# 65 Tripower Hood Insulation



## timmyg (Jan 2, 2012)

Could someone tell me if the 65 GTO with a Tripower set up would of had Hood Insulation. I recently put my car back together and purchased new Hood Insulation and installed it. The problem I have is that the Insulation is rubbing the Tops of the Air Cleaners which I had purchased new and it has distorted the Chrome on the them. Was there something else that was used on the car that would have eliminated this interference? Maybe a better way of asking the question would be, would the three individual Air Cleaners be individually exposed or was there a cover or something that protected the Air cleaner tops. I don't think so but thought I would ask. I think the insulation looks good on the car and I'd rather not remove it. One thing I have considered is cutting a clean rectangle area out of the insulation where the Air Cleaners are located.
Thanks


----------



## the65gto (Oct 9, 2008)

If I remember correctly, mine had insulation all around the hood except where the "bump" is (tripower area). It became nasty, dirty, dusty and it was removed. ??


----------



## Darth (Apr 30, 2011)

All of the pics I’ve ever seen always show a full fireblanket, or insulation on the entire hood for 65’ models. I won’t say for 100% that its correct, but I believe it is. As an owner of a 65’, they were always my favorite. I can remember going to a bigtime national show when I was a kid, cause Jim Wangers was one of the judges and I got to meet and shake his hand without really realizing who he was, only that he was an old guy who thought it was great that a young kid was so interested in all of these old Pontiacs.

Anyway, I digress. I remember this because in the “all original” or “un-modified” or something like that class, there was a 65’ with Ram Air. The guy had verifiable proof that the Ram Air was installed by the dealer so he was allowed to compete in that class. The cars even had bias ply radials. Anyway, I specifically remember this because I was asking my daddy to explain how Ram Air worked and when he did I pointed out the fireblanket on the hood and asked him if that wouldn’t block the air from being “rammed in”. He said it wouldn’t help it any, but it must be original cause the guy didn’t get dinged for it. If I recall he got dinged for something like improper handle ends on the window rollers. What ever those round plastic things on the ends of the handle are that you grab and turn to raise and lower the window. They were the wrong color. But he didn’t get dinged for the full fire blanket.

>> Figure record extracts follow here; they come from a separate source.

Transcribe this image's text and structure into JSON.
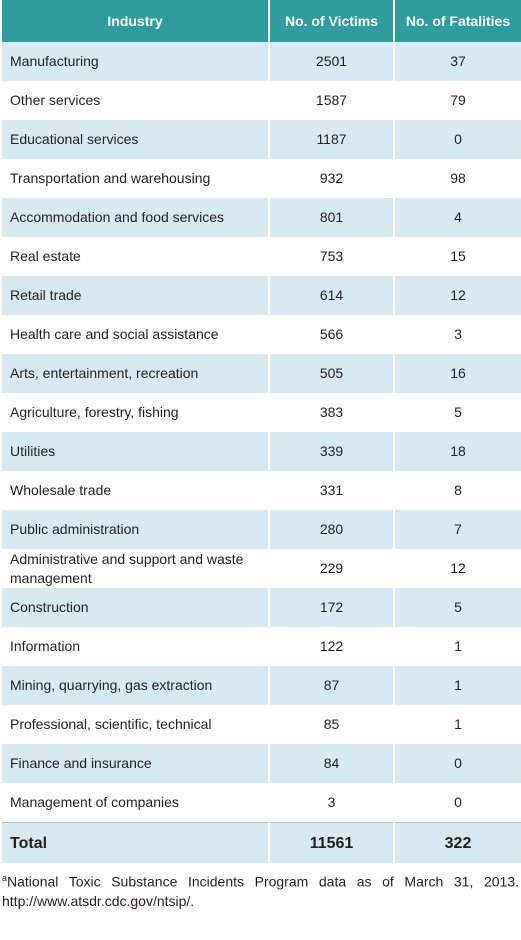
{
  "table": {
    "header": [
      "Industry",
      "No. of Victims",
      "No. of Fatalities"
    ],
    "rows": [
      [
        "Manufacturing",
        2501,
        37
      ],
      [
        "Other services",
        1587,
        79
      ],
      [
        "Educational services",
        1187,
        0
      ],
      [
        "Transportation and warehousing",
        932,
        98
      ],
      [
        "Accommodation and food services",
        801,
        4
      ],
      [
        "Real estate",
        753,
        15
      ],
      [
        "Retail trade",
        614,
        12
      ],
      [
        "Health care and social assistance",
        566,
        3
      ],
      [
        "Arts, entertainment, recreation",
        505,
        16
      ],
      [
        "Agriculture, forestry, fishing",
        383,
        5
      ],
      [
        "Utilities",
        339,
        18
      ],
      [
        "Wholesale trade",
        331,
        8
      ],
      [
        "Public administration",
        280,
        7
      ],
      [
        "Administrative and support and waste management",
        229,
        12
      ],
      [
        "Construction",
        172,
        5
      ],
      [
        "Information",
        122,
        1
      ],
      [
        "Mining, quarrying, gas extraction",
        87,
        1
      ],
      [
        "Professional, scientific, technical",
        85,
        1
      ],
      [
        "Finance and insurance",
        84,
        0
      ],
      [
        "Management of companies",
        3,
        0
      ]
    ],
    "total": [
      "Total",
      11561,
      322
    ]
  },
  "footnote": {
    "marker": "a",
    "text": "National Toxic Substance Incidents Program data as of March 31, 2013. http://www.atsdr.cdc.gov/ntsip/."
  }
}
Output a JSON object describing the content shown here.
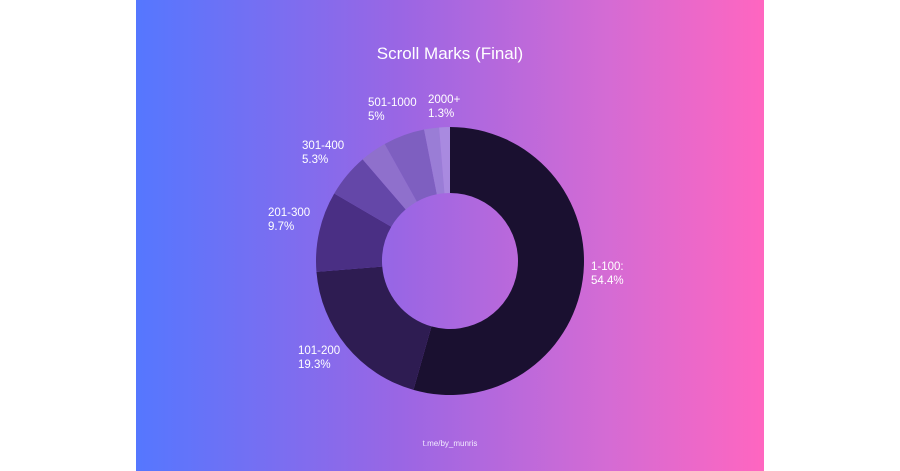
{
  "chart_data": {
    "type": "pie",
    "variant": "donut",
    "title": "Scroll Marks (Final)",
    "categories": [
      "1-100:",
      "101-200",
      "201-300",
      "301-400",
      "501-1000",
      "2000+"
    ],
    "values": [
      54.4,
      19.3,
      9.7,
      5.3,
      5,
      1.3
    ],
    "value_labels": [
      "54.4%",
      "19.3%",
      "9.7%",
      "5.3%",
      "5%",
      "1.3%"
    ],
    "colors": [
      "#1a1030",
      "#2e1c52",
      "#4a2f84",
      "#6447a8",
      "#7e5fc0",
      "#a98ae0"
    ],
    "unlabeled_slices": [
      {
        "value": 3.2,
        "color": "#8f70cc"
      },
      {
        "value": 1.8,
        "color": "#9a7dd6"
      }
    ],
    "unlabeled_slice_order": [
      0,
      1,
      2,
      3,
      "u0",
      4,
      "u1",
      5
    ],
    "start_angle": "top",
    "direction": "clockwise"
  },
  "footer": {
    "credit": "t.me/by_munris"
  }
}
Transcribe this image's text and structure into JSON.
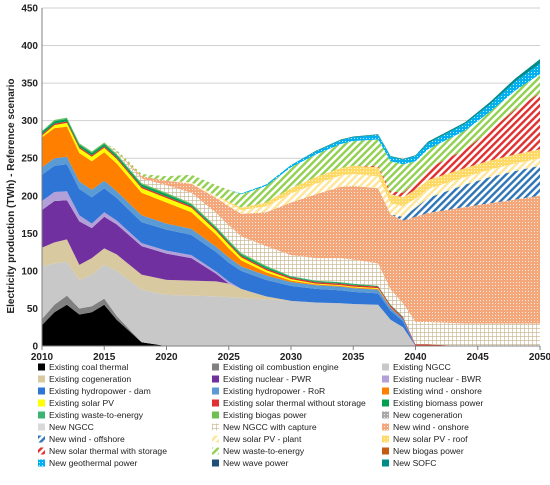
{
  "chart_data": {
    "type": "area",
    "title": "",
    "xlabel": "",
    "ylabel": "Electricity production (TWh) - Reference scenario",
    "xlim": [
      2010,
      2050
    ],
    "ylim": [
      0,
      450
    ],
    "x_ticks": [
      "2010",
      "2015",
      "2020",
      "2025",
      "2030",
      "2035",
      "2040",
      "2045",
      "2050"
    ],
    "y_ticks": [
      "0",
      "50",
      "100",
      "150",
      "200",
      "250",
      "300",
      "350",
      "400",
      "450"
    ],
    "grid": "horizontal",
    "legend_position": "bottom",
    "years": [
      2010,
      2011,
      2012,
      2013,
      2014,
      2015,
      2016,
      2018,
      2020,
      2022,
      2024,
      2025,
      2026,
      2028,
      2030,
      2032,
      2034,
      2035,
      2037,
      2038,
      2039,
      2040,
      2041,
      2044,
      2046,
      2048,
      2050
    ],
    "series": [
      {
        "name": "Existing coal thermal",
        "color": "#000000",
        "pattern": "solid",
        "values": [
          28,
          45,
          55,
          42,
          45,
          55,
          35,
          5,
          0,
          0,
          0,
          0,
          0,
          0,
          0,
          0,
          0,
          0,
          0,
          0,
          0,
          0,
          0,
          0,
          0,
          0,
          0
        ]
      },
      {
        "name": "Existing oil combustion engine",
        "color": "#808080",
        "pattern": "solid",
        "values": [
          8,
          10,
          12,
          8,
          8,
          8,
          5,
          0,
          0,
          0,
          0,
          0,
          0,
          0,
          0,
          0,
          0,
          0,
          0,
          0,
          0,
          0,
          0,
          0,
          0,
          0,
          0
        ]
      },
      {
        "name": "Existing NGCC",
        "color": "#c8c8c8",
        "pattern": "solid",
        "values": [
          70,
          55,
          45,
          38,
          42,
          45,
          60,
          70,
          68,
          67,
          66,
          65,
          64,
          62,
          60,
          58,
          57,
          56,
          55,
          35,
          25,
          0,
          0,
          0,
          0,
          0,
          0
        ]
      },
      {
        "name": "Existing cogeneration",
        "color": "#d9c9a0",
        "pattern": "solid",
        "values": [
          25,
          28,
          30,
          20,
          22,
          22,
          22,
          20,
          20,
          20,
          20,
          18,
          12,
          4,
          0,
          0,
          0,
          0,
          0,
          0,
          0,
          0,
          0,
          0,
          0,
          0,
          0
        ]
      },
      {
        "name": "Existing nuclear - PWR",
        "color": "#7030a0",
        "pattern": "solid",
        "values": [
          50,
          55,
          52,
          58,
          40,
          42,
          40,
          38,
          35,
          30,
          10,
          0,
          0,
          0,
          0,
          0,
          0,
          0,
          0,
          0,
          0,
          0,
          0,
          0,
          0,
          0,
          0
        ]
      },
      {
        "name": "Existing nuclear - BWR",
        "color": "#b4a0d8",
        "pattern": "solid",
        "values": [
          12,
          12,
          12,
          8,
          6,
          6,
          5,
          4,
          4,
          4,
          3,
          3,
          0,
          0,
          0,
          0,
          0,
          0,
          0,
          0,
          0,
          0,
          0,
          0,
          0,
          0,
          0
        ]
      },
      {
        "name": "Existing hydropower - dam",
        "color": "#2e75d6",
        "pattern": "solid",
        "values": [
          35,
          35,
          36,
          35,
          35,
          32,
          30,
          28,
          28,
          27,
          26,
          25,
          24,
          22,
          20,
          18,
          17,
          16,
          15,
          12,
          8,
          0,
          0,
          0,
          0,
          0,
          0
        ]
      },
      {
        "name": "Existing hydropower - RoR",
        "color": "#5b9bd5",
        "pattern": "solid",
        "values": [
          10,
          10,
          10,
          10,
          10,
          10,
          9,
          9,
          8,
          8,
          7,
          7,
          6,
          6,
          5,
          5,
          5,
          5,
          5,
          4,
          3,
          0,
          0,
          0,
          0,
          0,
          0
        ]
      },
      {
        "name": "Existing wind - onshore",
        "color": "#ff7f00",
        "pattern": "solid",
        "values": [
          40,
          40,
          40,
          38,
          38,
          38,
          37,
          30,
          28,
          22,
          16,
          12,
          8,
          4,
          2,
          1,
          1,
          1,
          1,
          1,
          0,
          0,
          0,
          0,
          0,
          0,
          0
        ]
      },
      {
        "name": "Existing solar PV",
        "color": "#ffff00",
        "pattern": "solid",
        "values": [
          2,
          4,
          5,
          6,
          6,
          6,
          6,
          6,
          6,
          6,
          5,
          5,
          4,
          3,
          2,
          1,
          1,
          1,
          1,
          0,
          0,
          0,
          0,
          0,
          0,
          0,
          0
        ]
      },
      {
        "name": "Existing solar thermal without storage",
        "color": "#e03030",
        "pattern": "solid",
        "values": [
          2,
          2,
          2,
          2,
          2,
          2,
          2,
          2,
          2,
          2,
          2,
          2,
          2,
          2,
          2,
          2,
          2,
          2,
          2,
          2,
          2,
          2,
          2,
          0,
          0,
          0,
          0
        ]
      },
      {
        "name": "Existing biomass power",
        "color": "#00a050",
        "pattern": "solid",
        "values": [
          3,
          3,
          3,
          3,
          3,
          3,
          3,
          3,
          3,
          2,
          2,
          2,
          2,
          2,
          1,
          1,
          1,
          1,
          1,
          1,
          1,
          0,
          0,
          0,
          0,
          0,
          0
        ]
      },
      {
        "name": "Existing waste-to-energy",
        "color": "#3cb371",
        "pattern": "solid",
        "values": [
          1,
          1,
          1,
          1,
          1,
          1,
          1,
          1,
          1,
          1,
          1,
          1,
          1,
          1,
          1,
          1,
          1,
          1,
          0,
          0,
          0,
          0,
          0,
          0,
          0,
          0,
          0
        ]
      },
      {
        "name": "Existing biogas power",
        "color": "#70c050",
        "pattern": "solid",
        "values": [
          0,
          1,
          1,
          1,
          1,
          1,
          1,
          1,
          1,
          1,
          1,
          1,
          1,
          1,
          0,
          0,
          0,
          0,
          0,
          0,
          0,
          0,
          0,
          0,
          0,
          0,
          0
        ]
      },
      {
        "name": "New cogeneration",
        "color": "#a9a9a9",
        "pattern": "dots",
        "values": [
          0,
          0,
          0,
          0,
          0,
          0,
          0,
          0,
          0,
          0,
          0,
          0,
          0,
          0,
          0,
          0,
          0,
          0,
          0,
          0,
          0,
          0,
          0,
          0,
          0,
          0,
          0
        ]
      },
      {
        "name": "New NGCC",
        "color": "#d9d9d9",
        "pattern": "solid",
        "values": [
          0,
          0,
          0,
          0,
          0,
          0,
          0,
          0,
          0,
          0,
          0,
          0,
          0,
          0,
          0,
          0,
          0,
          0,
          0,
          0,
          0,
          0,
          0,
          0,
          0,
          0,
          0
        ]
      },
      {
        "name": "New NGCC with capture",
        "color": "#c4b28a",
        "pattern": "grid",
        "values": [
          0,
          0,
          0,
          0,
          0,
          0,
          2,
          6,
          10,
          14,
          18,
          20,
          22,
          26,
          28,
          30,
          32,
          32,
          30,
          20,
          18,
          30,
          30,
          30,
          30,
          30,
          30
        ]
      },
      {
        "name": "New wind - onshore",
        "color": "#f4a77a",
        "pattern": "dots",
        "values": [
          0,
          0,
          0,
          0,
          0,
          0,
          1,
          3,
          6,
          12,
          20,
          25,
          30,
          45,
          70,
          85,
          95,
          98,
          100,
          100,
          110,
          140,
          145,
          155,
          160,
          165,
          170
        ]
      },
      {
        "name": "New wind - offshore",
        "color": "#2e75b6",
        "pattern": "hatch",
        "values": [
          0,
          0,
          0,
          0,
          0,
          0,
          0,
          0,
          0,
          0,
          0,
          0,
          0,
          0,
          0,
          0,
          0,
          0,
          0,
          0,
          5,
          12,
          20,
          30,
          35,
          38,
          40
        ]
      },
      {
        "name": "New solar PV - plant",
        "color": "#ffe699",
        "pattern": "hatch",
        "values": [
          0,
          0,
          0,
          0,
          0,
          0,
          0,
          0,
          0,
          2,
          3,
          4,
          5,
          8,
          12,
          14,
          15,
          16,
          16,
          15,
          14,
          12,
          12,
          10,
          10,
          10,
          10
        ]
      },
      {
        "name": "New solar PV - roof",
        "color": "#ffd966",
        "pattern": "dots",
        "values": [
          0,
          0,
          0,
          0,
          0,
          0,
          0,
          0,
          0,
          0,
          0,
          2,
          3,
          5,
          7,
          9,
          10,
          11,
          12,
          12,
          12,
          12,
          12,
          12,
          12,
          12,
          12
        ]
      },
      {
        "name": "New solar thermal with storage",
        "color": "#e03030",
        "pattern": "hatch",
        "values": [
          0,
          0,
          0,
          0,
          0,
          0,
          0,
          0,
          0,
          0,
          0,
          0,
          0,
          0,
          0,
          0,
          0,
          0,
          2,
          4,
          6,
          10,
          15,
          25,
          40,
          60,
          75
        ]
      },
      {
        "name": "New waste-to-energy",
        "color": "#92d050",
        "pattern": "hatch",
        "values": [
          0,
          0,
          0,
          0,
          0,
          0,
          2,
          3,
          6,
          10,
          14,
          16,
          18,
          22,
          28,
          30,
          32,
          33,
          35,
          40,
          38,
          28,
          26,
          25,
          25,
          25,
          25
        ]
      },
      {
        "name": "New biogas power",
        "color": "#c55a11",
        "pattern": "solid",
        "values": [
          0,
          0,
          0,
          0,
          0,
          0,
          0,
          0,
          0,
          0,
          0,
          0,
          0,
          0,
          0,
          0,
          0,
          0,
          0,
          0,
          0,
          0,
          0,
          0,
          0,
          0,
          0
        ]
      },
      {
        "name": "New geothermal power",
        "color": "#00b0f0",
        "pattern": "dots",
        "values": [
          0,
          0,
          0,
          0,
          0,
          0,
          0,
          0,
          0,
          0,
          0,
          0,
          1,
          2,
          3,
          4,
          5,
          5,
          6,
          6,
          6,
          7,
          8,
          9,
          10,
          12,
          14
        ]
      },
      {
        "name": "New wave power",
        "color": "#1f4e79",
        "pattern": "solid",
        "values": [
          0,
          0,
          0,
          0,
          0,
          0,
          0,
          0,
          0,
          0,
          0,
          0,
          0,
          0,
          0,
          0,
          0,
          0,
          0,
          0,
          0,
          0,
          0,
          0,
          0,
          0,
          0
        ]
      },
      {
        "name": "New SOFC",
        "color": "#008b8b",
        "pattern": "solid",
        "values": [
          0,
          0,
          0,
          0,
          0,
          0,
          0,
          0,
          0,
          0,
          0,
          0,
          0,
          0,
          0,
          1,
          1,
          1,
          1,
          1,
          1,
          1,
          2,
          2,
          3,
          4,
          6
        ]
      }
    ]
  }
}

Like I said, I’m not Paul Zazarine and I wasn’t even alive back then, but I remember that clearly.


----------



## geeteeohguy (Feb 2, 2008)

A ram air car would normally have the insulation removed to allow the hood scoop to function. My own tripower '65 has no insulating pad, and I've had it over 30 years. I've seen the pads on a lot of my former GTO's, and they tended to hold dirt and come loose and fall into the intake area. I don't really care for them. If I were dead set about running an insulator pad, I think I'd cut out the area that goes directly under the hood scoop to clear the carbs and to give them some breathing room. Not sure if this is factory correct, as I'm a "day two" guy.


----------



## Darth (Apr 30, 2011)

Yeah, even if it ain't correct I would remove it in the interest of performance especially if I was gonna hook up a ram air system. Unless you are going to the "all original class" it won't really matter. If you are then the "Period Police" or the "Gadget Gestapo" will come down on you. If you're drivin it for fun,who cares? My car has power disc brakes front and rear, PST suspension, adjustable coil over shocks, Be Cool Radiator, vintage air, engine mods from Butler Performance, original looking but iPod capable radio with a modern stereo (not mono) speaker, 12 bolt rear end instead of 10, an M-22 Rockcrusher 4 speed instead of the correct power glide...because I like all of those things on it and will never enter it in a Concours competition. I'm even thinking of putting a Ram Air set up on it. Yeah it's not right for a 65' 4 barrel, but the 4 barrel is a Q-Jet not a Carter AFB anyway. So whose to say if Darth was alive back then he wouldn't have found a way to put Ram Air on his 4 barrel car. BTW, my car doesn't have hood insulation on it.:seeya:


----------



## timmyg (Jan 2, 2012)

Im like you guys. I certainly do not have an all original car, but I do like the Hood Insulation as I think the engine compartment looks complete with Hood Insulation. Does anyone know if the "Molded hood insulation" would possibly fit tighter to the hood especially in the Air Cleaner area? I purchased and installed the "Non Molded" because it was quite a bit less expensive than the Molded. However if that would fit better and not rub the Air Cleaners, I would go ahead and purchase it now. If not, I believe I will cut out a rectangle area in the area of the Air Cleaners.


----------



## Rukee (Feb 8, 2007)

I was told many years ago that the hood insulation was to dampen the sound of the engine. I kinda like the sound of my engine so I never installed it.


----------